You can see an old-fashioned cavalry, live and in action at Fort Cavazos…for free! Every Thursday at 10:00 am, the Horse Cavalry Detachment of the 1st Cavalry Division does a Mounted Weapons Demonstration and Barn Tour that is open to the public.
I added this activity to our Fort Cavazos and Texas Bucket List when we first moved here, but I put it off for almost 3 years.
And why did I wait so long?!?
We had a great time at the Mounted Weapons Demonstration and Barn Tour! Not only was it fun and entertaining, but I learned so much there.
How to Watch the Demonstration
The Mounted Weapons Demonstration takes place at the Fort Cavazos stables outside of the main gate. Which is off of the TJ Mills exit from the interstate.
It’s open to the public, so you don’t need a military ID or even a visitor’s pass to attend. We didn’t get there and find parking until a few minutes after 10:00 and the stands were full. So, I recommend getting there a little early to get a seat.
After the demonstration, you can pet the horses, talk with the soldiers, and go on a barn tour.
Mounted Troopers Have a Long History
In the 1830s, what would become the 1st Cavalry Division protected settlers from hostile Native Americans as they traveled out west. Then, the division was known as the US Regiment of Dragoons and they patrolled the vast area from Minnesota to Arkansas. The cavalry was a crucial part of the success of the Indian Wars, the Mexican-American War, the Civil War, and even parts of the First World War.
It was 80 years ago that the last of the 1st Cavalry Division’s mounted Troopers traded in their horses for jeeps, trucks, and tanks. In 1943, after giving up their horses, 1st Cav Troopers were invading Japan at the height of WWII.
While horses are no longer used on the battlefield, the spirit and traditions of the Mounted Warriors that came before them live on in the Horse Cavalry Detachment at Fort Cavazos.

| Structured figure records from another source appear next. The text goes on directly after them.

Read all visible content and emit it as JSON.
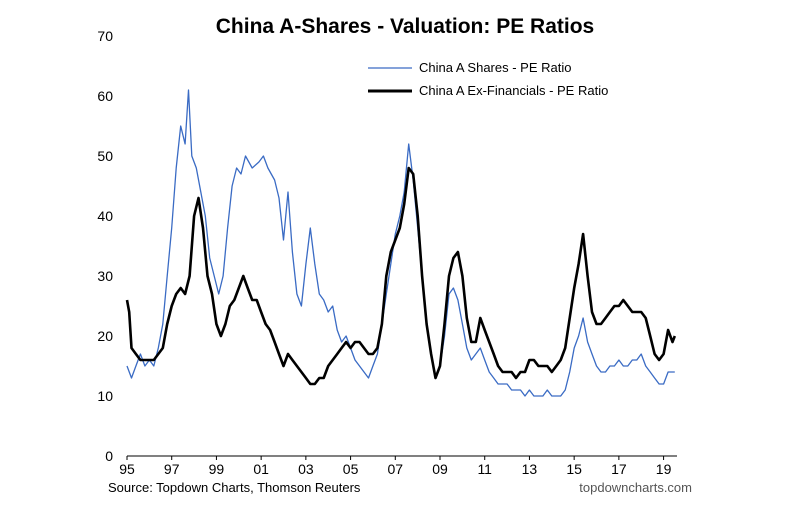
{
  "chart_data": {
    "type": "line",
    "title": "China A-Shares - Valuation: PE Ratios",
    "xlabel": "",
    "ylabel": "",
    "xlim": [
      1995.0,
      2019.6
    ],
    "ylim": [
      0,
      70
    ],
    "yticks": [
      0,
      10,
      20,
      30,
      40,
      50,
      60,
      70
    ],
    "xticks": [
      {
        "value": 1995,
        "label": "95"
      },
      {
        "value": 1997,
        "label": "97"
      },
      {
        "value": 1999,
        "label": "99"
      },
      {
        "value": 2001,
        "label": "01"
      },
      {
        "value": 2003,
        "label": "03"
      },
      {
        "value": 2005,
        "label": "05"
      },
      {
        "value": 2007,
        "label": "07"
      },
      {
        "value": 2009,
        "label": "09"
      },
      {
        "value": 2011,
        "label": "11"
      },
      {
        "value": 2013,
        "label": "13"
      },
      {
        "value": 2015,
        "label": "15"
      },
      {
        "value": 2017,
        "label": "17"
      },
      {
        "value": 2019,
        "label": "19"
      }
    ],
    "grid": false,
    "legend_position": "top-right",
    "series": [
      {
        "name": "China A Shares - PE Ratio",
        "color": "#3a6bc4",
        "points": [
          [
            1995.0,
            15
          ],
          [
            1995.2,
            13
          ],
          [
            1995.4,
            15
          ],
          [
            1995.6,
            17
          ],
          [
            1995.8,
            15
          ],
          [
            1996.0,
            16
          ],
          [
            1996.2,
            15
          ],
          [
            1996.4,
            18
          ],
          [
            1996.6,
            22
          ],
          [
            1996.8,
            30
          ],
          [
            1997.0,
            38
          ],
          [
            1997.2,
            48
          ],
          [
            1997.4,
            55
          ],
          [
            1997.6,
            52
          ],
          [
            1997.75,
            61
          ],
          [
            1997.9,
            50
          ],
          [
            1998.1,
            48
          ],
          [
            1998.3,
            44
          ],
          [
            1998.5,
            40
          ],
          [
            1998.7,
            33
          ],
          [
            1998.9,
            30
          ],
          [
            1999.1,
            27
          ],
          [
            1999.3,
            30
          ],
          [
            1999.5,
            38
          ],
          [
            1999.7,
            45
          ],
          [
            1999.9,
            48
          ],
          [
            2000.1,
            47
          ],
          [
            2000.3,
            50
          ],
          [
            2000.6,
            48
          ],
          [
            2000.9,
            49
          ],
          [
            2001.1,
            50
          ],
          [
            2001.3,
            48
          ],
          [
            2001.6,
            46
          ],
          [
            2001.8,
            43
          ],
          [
            2002.0,
            36
          ],
          [
            2002.2,
            44
          ],
          [
            2002.4,
            34
          ],
          [
            2002.6,
            27
          ],
          [
            2002.8,
            25
          ],
          [
            2003.0,
            32
          ],
          [
            2003.2,
            38
          ],
          [
            2003.4,
            32
          ],
          [
            2003.6,
            27
          ],
          [
            2003.8,
            26
          ],
          [
            2004.0,
            24
          ],
          [
            2004.2,
            25
          ],
          [
            2004.4,
            21
          ],
          [
            2004.6,
            19
          ],
          [
            2004.8,
            20
          ],
          [
            2005.0,
            18
          ],
          [
            2005.2,
            16
          ],
          [
            2005.4,
            15
          ],
          [
            2005.6,
            14
          ],
          [
            2005.8,
            13
          ],
          [
            2006.0,
            15
          ],
          [
            2006.2,
            17
          ],
          [
            2006.4,
            22
          ],
          [
            2006.6,
            27
          ],
          [
            2006.8,
            32
          ],
          [
            2007.0,
            37
          ],
          [
            2007.2,
            40
          ],
          [
            2007.4,
            44
          ],
          [
            2007.6,
            52
          ],
          [
            2007.8,
            46
          ],
          [
            2008.0,
            38
          ],
          [
            2008.2,
            30
          ],
          [
            2008.4,
            22
          ],
          [
            2008.6,
            17
          ],
          [
            2008.8,
            13
          ],
          [
            2009.0,
            15
          ],
          [
            2009.2,
            20
          ],
          [
            2009.4,
            27
          ],
          [
            2009.6,
            28
          ],
          [
            2009.8,
            26
          ],
          [
            2010.0,
            22
          ],
          [
            2010.2,
            18
          ],
          [
            2010.4,
            16
          ],
          [
            2010.6,
            17
          ],
          [
            2010.8,
            18
          ],
          [
            2011.0,
            16
          ],
          [
            2011.2,
            14
          ],
          [
            2011.4,
            13
          ],
          [
            2011.6,
            12
          ],
          [
            2011.8,
            12
          ],
          [
            2012.0,
            12
          ],
          [
            2012.2,
            11
          ],
          [
            2012.4,
            11
          ],
          [
            2012.6,
            11
          ],
          [
            2012.8,
            10
          ],
          [
            2013.0,
            11
          ],
          [
            2013.2,
            10
          ],
          [
            2013.4,
            10
          ],
          [
            2013.6,
            10
          ],
          [
            2013.8,
            11
          ],
          [
            2014.0,
            10
          ],
          [
            2014.2,
            10
          ],
          [
            2014.4,
            10
          ],
          [
            2014.6,
            11
          ],
          [
            2014.8,
            14
          ],
          [
            2015.0,
            18
          ],
          [
            2015.2,
            20
          ],
          [
            2015.4,
            23
          ],
          [
            2015.6,
            19
          ],
          [
            2015.8,
            17
          ],
          [
            2016.0,
            15
          ],
          [
            2016.2,
            14
          ],
          [
            2016.4,
            14
          ],
          [
            2016.6,
            15
          ],
          [
            2016.8,
            15
          ],
          [
            2017.0,
            16
          ],
          [
            2017.2,
            15
          ],
          [
            2017.4,
            15
          ],
          [
            2017.6,
            16
          ],
          [
            2017.8,
            16
          ],
          [
            2018.0,
            17
          ],
          [
            2018.2,
            15
          ],
          [
            2018.4,
            14
          ],
          [
            2018.6,
            13
          ],
          [
            2018.8,
            12
          ],
          [
            2019.0,
            12
          ],
          [
            2019.2,
            14
          ],
          [
            2019.4,
            14
          ],
          [
            2019.5,
            14
          ]
        ]
      },
      {
        "name": "China A Ex-Financials - PE Ratio",
        "color": "#000000",
        "points": [
          [
            1995.0,
            26
          ],
          [
            1995.1,
            24
          ],
          [
            1995.2,
            18
          ],
          [
            1995.4,
            17
          ],
          [
            1995.6,
            16
          ],
          [
            1995.8,
            16
          ],
          [
            1996.0,
            16
          ],
          [
            1996.2,
            16
          ],
          [
            1996.4,
            17
          ],
          [
            1996.6,
            18
          ],
          [
            1996.8,
            22
          ],
          [
            1997.0,
            25
          ],
          [
            1997.2,
            27
          ],
          [
            1997.4,
            28
          ],
          [
            1997.6,
            27
          ],
          [
            1997.8,
            30
          ],
          [
            1998.0,
            40
          ],
          [
            1998.2,
            43
          ],
          [
            1998.4,
            38
          ],
          [
            1998.6,
            30
          ],
          [
            1998.8,
            27
          ],
          [
            1999.0,
            22
          ],
          [
            1999.2,
            20
          ],
          [
            1999.4,
            22
          ],
          [
            1999.6,
            25
          ],
          [
            1999.8,
            26
          ],
          [
            2000.0,
            28
          ],
          [
            2000.2,
            30
          ],
          [
            2000.4,
            28
          ],
          [
            2000.6,
            26
          ],
          [
            2000.8,
            26
          ],
          [
            2001.0,
            24
          ],
          [
            2001.2,
            22
          ],
          [
            2001.4,
            21
          ],
          [
            2001.6,
            19
          ],
          [
            2001.8,
            17
          ],
          [
            2002.0,
            15
          ],
          [
            2002.2,
            17
          ],
          [
            2002.4,
            16
          ],
          [
            2002.6,
            15
          ],
          [
            2002.8,
            14
          ],
          [
            2003.0,
            13
          ],
          [
            2003.2,
            12
          ],
          [
            2003.4,
            12
          ],
          [
            2003.6,
            13
          ],
          [
            2003.8,
            13
          ],
          [
            2004.0,
            15
          ],
          [
            2004.2,
            16
          ],
          [
            2004.4,
            17
          ],
          [
            2004.6,
            18
          ],
          [
            2004.8,
            19
          ],
          [
            2005.0,
            18
          ],
          [
            2005.2,
            19
          ],
          [
            2005.4,
            19
          ],
          [
            2005.6,
            18
          ],
          [
            2005.8,
            17
          ],
          [
            2006.0,
            17
          ],
          [
            2006.2,
            18
          ],
          [
            2006.4,
            22
          ],
          [
            2006.6,
            30
          ],
          [
            2006.8,
            34
          ],
          [
            2007.0,
            36
          ],
          [
            2007.2,
            38
          ],
          [
            2007.4,
            42
          ],
          [
            2007.6,
            48
          ],
          [
            2007.8,
            47
          ],
          [
            2008.0,
            40
          ],
          [
            2008.2,
            30
          ],
          [
            2008.4,
            22
          ],
          [
            2008.6,
            17
          ],
          [
            2008.8,
            13
          ],
          [
            2009.0,
            15
          ],
          [
            2009.2,
            22
          ],
          [
            2009.4,
            30
          ],
          [
            2009.6,
            33
          ],
          [
            2009.8,
            34
          ],
          [
            2010.0,
            30
          ],
          [
            2010.2,
            23
          ],
          [
            2010.4,
            19
          ],
          [
            2010.6,
            19
          ],
          [
            2010.8,
            23
          ],
          [
            2011.0,
            21
          ],
          [
            2011.2,
            19
          ],
          [
            2011.4,
            17
          ],
          [
            2011.6,
            15
          ],
          [
            2011.8,
            14
          ],
          [
            2012.0,
            14
          ],
          [
            2012.2,
            14
          ],
          [
            2012.4,
            13
          ],
          [
            2012.6,
            14
          ],
          [
            2012.8,
            14
          ],
          [
            2013.0,
            16
          ],
          [
            2013.2,
            16
          ],
          [
            2013.4,
            15
          ],
          [
            2013.6,
            15
          ],
          [
            2013.8,
            15
          ],
          [
            2014.0,
            14
          ],
          [
            2014.2,
            15
          ],
          [
            2014.4,
            16
          ],
          [
            2014.6,
            18
          ],
          [
            2014.8,
            23
          ],
          [
            2015.0,
            28
          ],
          [
            2015.2,
            32
          ],
          [
            2015.4,
            37
          ],
          [
            2015.6,
            30
          ],
          [
            2015.8,
            24
          ],
          [
            2016.0,
            22
          ],
          [
            2016.2,
            22
          ],
          [
            2016.4,
            23
          ],
          [
            2016.6,
            24
          ],
          [
            2016.8,
            25
          ],
          [
            2017.0,
            25
          ],
          [
            2017.2,
            26
          ],
          [
            2017.4,
            25
          ],
          [
            2017.6,
            24
          ],
          [
            2017.8,
            24
          ],
          [
            2018.0,
            24
          ],
          [
            2018.2,
            23
          ],
          [
            2018.4,
            20
          ],
          [
            2018.6,
            17
          ],
          [
            2018.8,
            16
          ],
          [
            2019.0,
            17
          ],
          [
            2019.2,
            21
          ],
          [
            2019.4,
            19
          ],
          [
            2019.5,
            20
          ]
        ]
      }
    ]
  },
  "footer": {
    "source": "Source: Topdown Charts, Thomson Reuters",
    "brand": "topdowncharts.com"
  }
}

They Use 3 Historical Weapons
During the demonstration, you watch riders on horseback move into intricate synchronized formations while they shoot balloons, chop watermelons, stab sandbags, and thread rings onto sabers. All of these skills are directly from the Drill and Tactics Manual from 1874.
The weapons they used for these impressive feats are replicas of those used in the Indian Wars: an 1875 Model 45-70 Springfield ‘Trap Door’ Carbine, an 1875 Colt Revolver (known as the ‘Peacemaker’), and an 1860 Light Cavalry Saber.
There is also a Light Mountain Howitzer cannon that fired at the beginning of the demonstration.
Horse Cav Soldiers Don’t Wear Regular Camo Uniforms
The only soldiers ‘in uniform’ at the Mounted Weapons Demonstration and Barn Tour were the ones in the stands. The Horse Cav soldiers were wearing navy long-sleeved shirts, Wranglers, tall leather riding boots, and the standard black Cavalry hats.
Even the soldiers working in the shops and barn wore this non-traditional uniform. Except they sported regular work boots instead of riding boots.
The Soldiers Do Everything
One of the most surprising things I learned during the Barn Tour is that all of the leather items used by the Horse Cavalry Detachment are made by soldiers that work in the leather shop. They make saddles, boots, belts, and more!
The saddles were seriously impressive. They make and maintain all of the regular riding saddles, as well as the fancy saddles used in ceremonies.
In fact, our tour guide mentioned that it is cheaper to send someone from the unit to learn the saddle making trade and get certified than it would be to buy all of those saddles. Considering there are more than 30 horses in the detachment that each have their own saddle, it’s understandable.
Some of the soldiers assigned to the Horse Cavalry Detachment are also trained farriers. They make all of the horse shoes and take care of the horses’ hooves.
Mules Are Freaking Expensive
There is a separate group of Horse Cav soldiers that constitute the mule team. They take care of the 4 mules and the maintenance of the wagon that the mules pull.
And I had no idea until this Barn Tour, but a pair of working mules typically cost $20,0000-30,000!!
The pair that we saw came from an Amish community at a very steep discount, but still cost several thousand dollars. When I asked why they were so cheap, the tour guide said it was because they were lazy and difficult to work with.
I genuinely enjoyed seeing the Mounted Weapons Demonstration and Barn Tour at Fort Cavazos. The only thing that could have made it better would be cooler temps, as it was a 100-degree day.
My kids tolerated it, but I think they would have loved it when they were younger. They’re ‘too cool’ to get excited about petting horses these days.
I highly recommend a visit if you’re ever in the area!